Yes. This belief network represents the factoring P(A | B, C, D)P(B | C, D)P(C | D)P(D),which is a valid factoring for any joint distribution

P(A, B, C, D) by the chain rule.

(c) [3 points] Draw a belief network that represents the factoring

P(A, B, C, D) = P(D | C)P(C | A, B)P(A)P(B).


(d) [2 points] List the factors that would be constructed as the fifirst step of variable elimination for the belief network from question (3c).

(e) [3 points] List the new factor, and the operations used to create it, when the variable elimination algorithm eliminates B from the list of factors in question (3d).

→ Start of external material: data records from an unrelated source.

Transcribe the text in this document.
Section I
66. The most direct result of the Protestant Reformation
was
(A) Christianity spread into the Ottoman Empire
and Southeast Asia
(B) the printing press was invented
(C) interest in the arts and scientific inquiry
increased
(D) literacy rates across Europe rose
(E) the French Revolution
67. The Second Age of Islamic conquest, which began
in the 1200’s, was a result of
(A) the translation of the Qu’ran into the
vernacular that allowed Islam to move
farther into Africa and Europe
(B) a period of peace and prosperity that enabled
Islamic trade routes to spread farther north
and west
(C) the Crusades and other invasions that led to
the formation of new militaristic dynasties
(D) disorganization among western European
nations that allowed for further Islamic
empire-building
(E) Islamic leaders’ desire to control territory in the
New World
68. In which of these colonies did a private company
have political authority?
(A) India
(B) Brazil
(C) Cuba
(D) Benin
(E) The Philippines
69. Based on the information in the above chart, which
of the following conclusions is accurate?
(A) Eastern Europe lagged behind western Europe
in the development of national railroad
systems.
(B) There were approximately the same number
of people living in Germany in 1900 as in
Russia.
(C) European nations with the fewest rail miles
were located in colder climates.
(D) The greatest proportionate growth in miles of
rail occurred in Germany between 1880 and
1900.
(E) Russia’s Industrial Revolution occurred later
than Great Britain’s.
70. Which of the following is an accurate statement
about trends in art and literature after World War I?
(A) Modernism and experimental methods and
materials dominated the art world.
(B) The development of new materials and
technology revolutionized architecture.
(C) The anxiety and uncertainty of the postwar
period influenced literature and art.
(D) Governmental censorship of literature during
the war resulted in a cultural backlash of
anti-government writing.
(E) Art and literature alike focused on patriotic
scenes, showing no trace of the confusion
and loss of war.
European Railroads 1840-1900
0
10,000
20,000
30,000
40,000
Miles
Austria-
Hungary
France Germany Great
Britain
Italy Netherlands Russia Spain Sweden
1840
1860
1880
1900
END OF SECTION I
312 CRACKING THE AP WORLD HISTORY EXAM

(f) [3 points] Draw the graph for the post-intervention distribution for the query

P(Y | do(W = true))

for the following causal model:


  1. (Neural Networks) 智能系统代写

(a) [3 points] What is the output of a convolution operation on the matrix

(b) [3 points] What is the output of a 2 × 2 maximum pooling operation on the matrix

(c) [4 points] Consider the following set of training examples (x, y):

E = {(5, 0000011111),

(4, 00001111),

(3, 000111),

(2, 0011),

(1, 01)}

Assume that the inputs and outputs are represented as a single activation; that is, the input 5 represents the value 5 rather than a one-hot vector; the output 01 is a sequence of the value 0 followed by the value 1.

Can a recurrent neural network that recurs though the outputs only achieve a perfect training loss on E with suffiffifficient training and a suffiffifficiently large hidden layer? Why or why not?